26 April 2021   21:03 Diperbarui: 26 April 2021   21:18 77
+
Laporkan Konten
Laporkan Akun
Kompasiana adalah platform blog. Konten ini menjadi tanggung jawab bloger dan tidak mewakili pandangan redaksi Kompas.
Lihat foto
Ilmu Sosbud dan Agama. Sumber ilustrasi: PEXELS

Mengkhitbah adalah meminang atau melamar seorang perempuan yang boleh dinikahi secara syar'i yang dilakukan oleh seorang laki-laki baik secara langsung maupun tidak, baik dengan datang sendiri maupun melalui wakil atau perantara.

Ustadz Dr. Wahbah az-Zuhailiy menjelaskan, khitbah berarti menampakkan keinginan untuk menikah dengan seorang perempuan tertentu, dengan memberitahukan hal itu kepada perempuan tersebut atau keluarga atau walinya. Menurut Ustadz Sayid Sabiq, mengkhitbah seorang perempuan artinya memintanya atau mengajaknya untuk menikah dengan cara-cara atau wasilah-wasilah yang ma'ruf di antara orang-orang. 

Dengan demikian, khitbah adalah thalab an-nikah (seruan/ajakan untuk menikah). Jadi khitbah atau pinangan adalah seruan atau ajakan menikah dari seorang laki-laki kepada wanita. Khitbah merupakan pendahuluan ke arah nikah. Khitbah disyariatkan oleh Allah sebagai proses sebelum mengikatkan diri dalam suatu ikatan perkawinan, agar kedua pihak yang akan menjalin ikatan dapat saling mengenal satu sama lain secara ma'ruf. Sehingga, keputusan mengikat diri dalam ikatan perkawinan dilakukan dengan penuh kesadaran, dilandasi oleh petunjuk dan pertimbangan yang matang. 

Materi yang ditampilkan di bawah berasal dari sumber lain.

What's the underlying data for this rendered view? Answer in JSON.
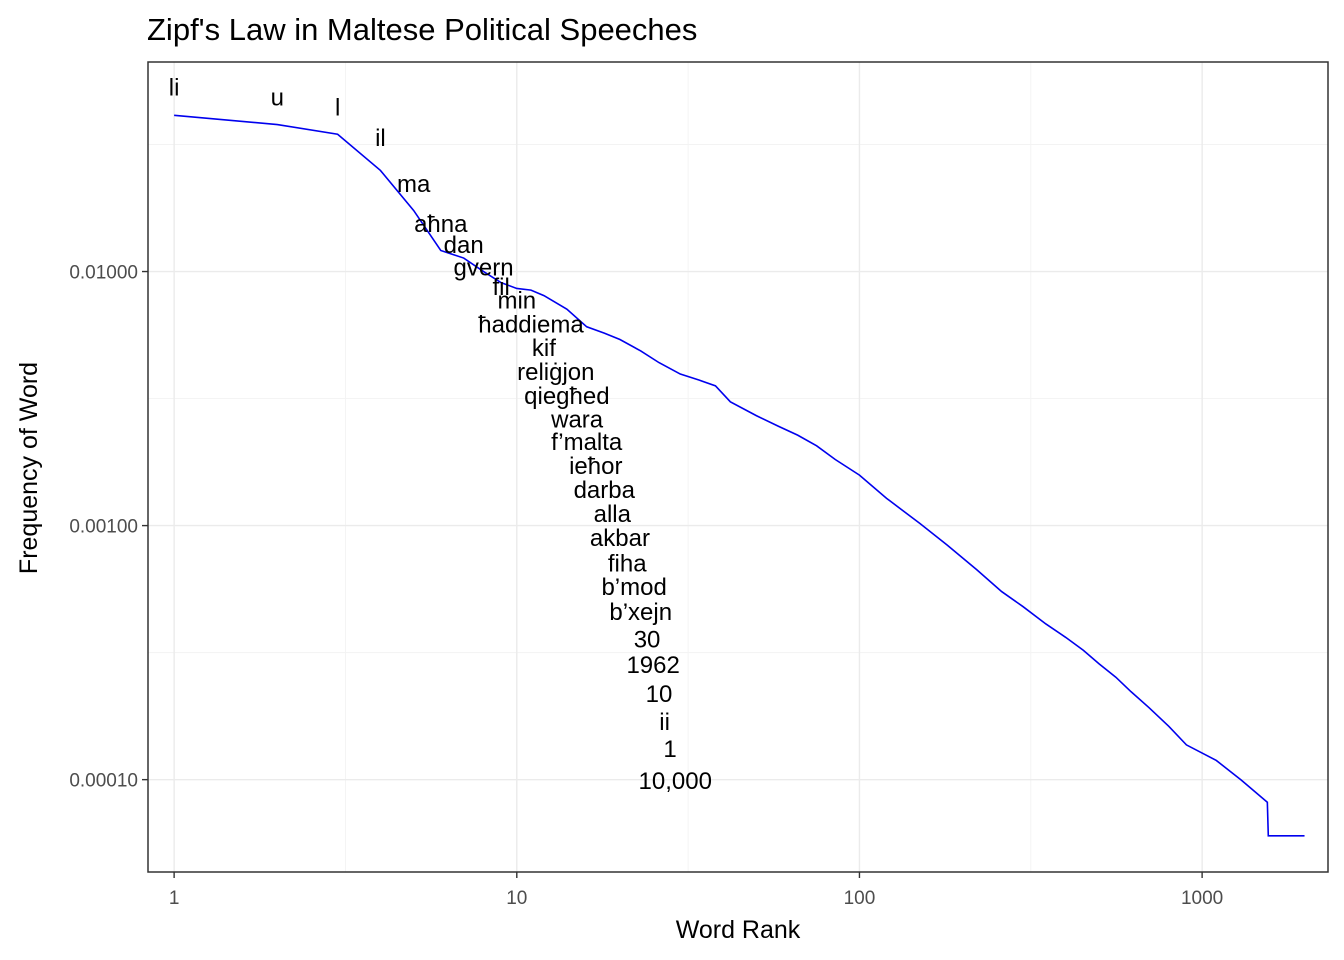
{
  "chart_data": {
    "type": "line",
    "title": "Zipf's Law in Maltese Political Speeches",
    "xlabel": "Word Rank",
    "ylabel": "Frequency of Word",
    "x_scale": "log10",
    "y_scale": "log10",
    "xlim": [
      0.839,
      2330
    ],
    "ylim": [
      4.33e-05,
      0.0668
    ],
    "x_ticks": [
      {
        "value": 1,
        "label": "1"
      },
      {
        "value": 10,
        "label": "10"
      },
      {
        "value": 100,
        "label": "100"
      },
      {
        "value": 1000,
        "label": "1000"
      }
    ],
    "y_ticks": [
      {
        "value": 0.0001,
        "label": "0.00010"
      },
      {
        "value": 0.001,
        "label": "0.00100"
      },
      {
        "value": 0.01,
        "label": "0.01000"
      }
    ],
    "grid": true,
    "line_color": "#0000ee",
    "series": [
      {
        "points": [
          [
            1,
            0.0412
          ],
          [
            2,
            0.0379
          ],
          [
            3,
            0.0347
          ],
          [
            4,
            0.025
          ],
          [
            5,
            0.0174
          ],
          [
            6,
            0.0121
          ],
          [
            7,
            0.0113
          ],
          [
            8,
            0.01
          ],
          [
            9,
            0.00904
          ],
          [
            10,
            0.00858
          ],
          [
            11,
            0.00845
          ],
          [
            12,
            0.00804
          ],
          [
            14,
            0.00711
          ],
          [
            16,
            0.00606
          ],
          [
            18,
            0.00572
          ],
          [
            20,
            0.0054
          ],
          [
            23,
            0.00487
          ],
          [
            26,
            0.00438
          ],
          [
            30,
            0.00395
          ],
          [
            34,
            0.00374
          ],
          [
            38,
            0.00355
          ],
          [
            42,
            0.00307
          ],
          [
            50,
            0.00271
          ],
          [
            58,
            0.00246
          ],
          [
            66,
            0.00227
          ],
          [
            75,
            0.00206
          ],
          [
            85,
            0.00182
          ],
          [
            100,
            0.00158
          ],
          [
            120,
            0.00128
          ],
          [
            150,
            0.00102
          ],
          [
            180,
            0.00084
          ],
          [
            220,
            0.00067
          ],
          [
            260,
            0.00055
          ],
          [
            300,
            0.00048
          ],
          [
            350,
            0.00041
          ],
          [
            400,
            0.000363
          ],
          [
            450,
            0.000323
          ],
          [
            500,
            0.000286
          ],
          [
            560,
            0.000253
          ],
          [
            620,
            0.000222
          ],
          [
            700,
            0.000192
          ],
          [
            800,
            0.000162
          ],
          [
            900,
            0.000137
          ],
          [
            1100,
            0.000119
          ],
          [
            1300,
            9.97e-05
          ],
          [
            1550,
            8.15e-05
          ],
          [
            1560,
            6.01e-05
          ],
          [
            1990,
            6.01e-05
          ]
        ]
      }
    ],
    "word_labels": [
      {
        "text": "li",
        "rank": 1,
        "freq": 0.0529
      },
      {
        "text": "u",
        "rank": 2,
        "freq": 0.0484
      },
      {
        "text": "l",
        "rank": 3,
        "freq": 0.0442
      },
      {
        "text": "il",
        "rank": 4,
        "freq": 0.0336
      },
      {
        "text": "ma",
        "rank": 5,
        "freq": 0.0221
      },
      {
        "text": "aħna",
        "rank": 6,
        "freq": 0.0154
      },
      {
        "text": "dan",
        "rank": 7,
        "freq": 0.0127
      },
      {
        "text": "gvern",
        "rank": 8,
        "freq": 0.01035
      },
      {
        "text": "fil",
        "rank": 9,
        "freq": 0.00871
      },
      {
        "text": "min",
        "rank": 10,
        "freq": 0.00769
      },
      {
        "text": "ħaddiema",
        "rank": 11,
        "freq": 0.00618
      },
      {
        "text": "kif",
        "rank": 12,
        "freq": 0.00499
      },
      {
        "text": "reliġjon",
        "rank": 13,
        "freq": 0.00403
      },
      {
        "text": "qiegħed",
        "rank": 14,
        "freq": 0.00324
      },
      {
        "text": "wara",
        "rank": 15,
        "freq": 0.00262
      },
      {
        "text": "f’malta",
        "rank": 16,
        "freq": 0.00213
      },
      {
        "text": "ieħor",
        "rank": 17,
        "freq": 0.00172
      },
      {
        "text": "darba",
        "rank": 18,
        "freq": 0.00138
      },
      {
        "text": "alla",
        "rank": 19,
        "freq": 0.00111
      },
      {
        "text": "akbar",
        "rank": 20,
        "freq": 0.000893
      },
      {
        "text": "fiha",
        "rank": 21,
        "freq": 0.000709
      },
      {
        "text": "b’mod",
        "rank": 22,
        "freq": 0.000572
      },
      {
        "text": "b’xejn",
        "rank": 23,
        "freq": 0.000457
      },
      {
        "text": "30",
        "rank": 24,
        "freq": 0.000356
      },
      {
        "text": "1962",
        "rank": 25,
        "freq": 0.000283
      },
      {
        "text": "10",
        "rank": 26,
        "freq": 0.000217
      },
      {
        "text": "ii",
        "rank": 27,
        "freq": 0.000169
      },
      {
        "text": "1",
        "rank": 28,
        "freq": 0.000132
      },
      {
        "text": "10,000",
        "rank": 29,
        "freq": 9.88e-05
      }
    ]
  }
}
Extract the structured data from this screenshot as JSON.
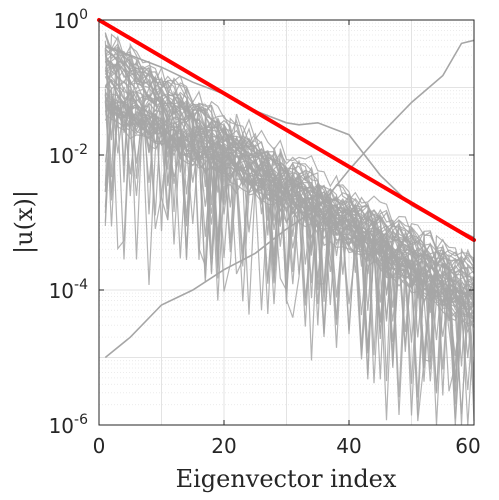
{
  "chart_data": {
    "type": "line",
    "title": "",
    "xlabel": "Eigenvector index",
    "ylabel": "|u(x)|",
    "xlim": [
      0,
      60
    ],
    "ylim": [
      1e-06,
      1
    ],
    "yscale": "log",
    "grid": true,
    "x_ticks": [
      "0",
      "20",
      "40",
      "60"
    ],
    "y_ticks": [
      {
        "base": "10",
        "exp": "-6"
      },
      {
        "base": "10",
        "exp": "-4"
      },
      {
        "base": "10",
        "exp": "-2"
      },
      {
        "base": "10",
        "exp": "0"
      }
    ],
    "bound_line": {
      "color": "#ff0000",
      "x": [
        0,
        60
      ],
      "y": [
        1.0,
        0.00055
      ]
    },
    "bundle": {
      "color": "#a6a6a6",
      "count": 60,
      "x_range": [
        1,
        60
      ],
      "start_y": [
        0.04,
        0.6
      ],
      "typical_end_y": [
        3e-05,
        0.0003
      ]
    },
    "highlight_series": [
      {
        "color": "#a6a6a6",
        "x": [
          1,
          5,
          10,
          15,
          20,
          25,
          30,
          35,
          40,
          45,
          50,
          55,
          58,
          60
        ],
        "y": [
          1e-05,
          2e-05,
          6e-05,
          0.0001,
          0.0002,
          0.00035,
          0.0008,
          0.0016,
          0.006,
          0.02,
          0.06,
          0.15,
          0.45,
          0.5
        ]
      },
      {
        "color": "#a6a6a6",
        "x": [
          1,
          5,
          10,
          15,
          20,
          25,
          30,
          32,
          35,
          40,
          45,
          50,
          55,
          60
        ],
        "y": [
          0.4,
          0.3,
          0.2,
          0.12,
          0.08,
          0.045,
          0.03,
          0.028,
          0.03,
          0.02,
          0.005,
          0.0018,
          0.001,
          0.0006
        ]
      }
    ]
  }
}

Perlu ditegaskan pula. Mengkhitbah itu bukanlah sebuah pengungkapan rasa tertarik, perasaan suka atau cinta. Maka, mengkhitbah bukanlah dengan mengatakan kata-kata cinta atau mengungkapkan rasa suka, misalnya dengan mengatakan "aku cinta sama kamu" atau "aku naksir kamu" dan sejenisnya. Khitbah harus memuat pernyataan atau maksud menjadikan wanita yang diseru atau diajak sebagai isteri. Yakni pernyataan atau maksud untuk menikahi perempuan tersebut. Sederhananya, mengkhitbah seorang perempuan adalah mengajaknya untuk menikah. Khitbah adalah ajakan menikah. Jika belum punya keinginan kuat untuk menikah, tentu saja tidak bisa melakukan khitbah. Oleh karena itu bagi laki-laki, yang harus ada sebelum mengkhitbah seorang perempuan adalah keinginan kuat atau 'azam untuk menikah. 

Dalam hal ini jika seseorang belum bisa menentukan kapan sekiranya ia akan menikah, artinya ia belum memiliki keinginan kuat untuk menikah. Ia baru memiliki keinginan menikah dan sekedar keinginan, bukan 'azam (keinginan kuat). 'azam atau keinginan kuat adalah niat yang mampu mendorong seseorang berusaha sekuat kemampuannya untuk merealisasikan apa yang dia 'azamkan, karena 'azam adalah ketegasan keinginan tanpa keraguan. Jadi, terlebih dahulu seseorang harus yakin bahwa dirinya sudah memiliki 'azam untuk menikah, barulah ia melakukan proses khitbah. Jika seorang laki-laki sudah mempunyai 'azam untuk menikah, maka sebaiknya segera saja ia mengkhitbah wanita yang dia inginkan. Dengan demikian, khitbah ialah kemauan, keinginan, dan kesungguhan yang kuat untuk segera menikah.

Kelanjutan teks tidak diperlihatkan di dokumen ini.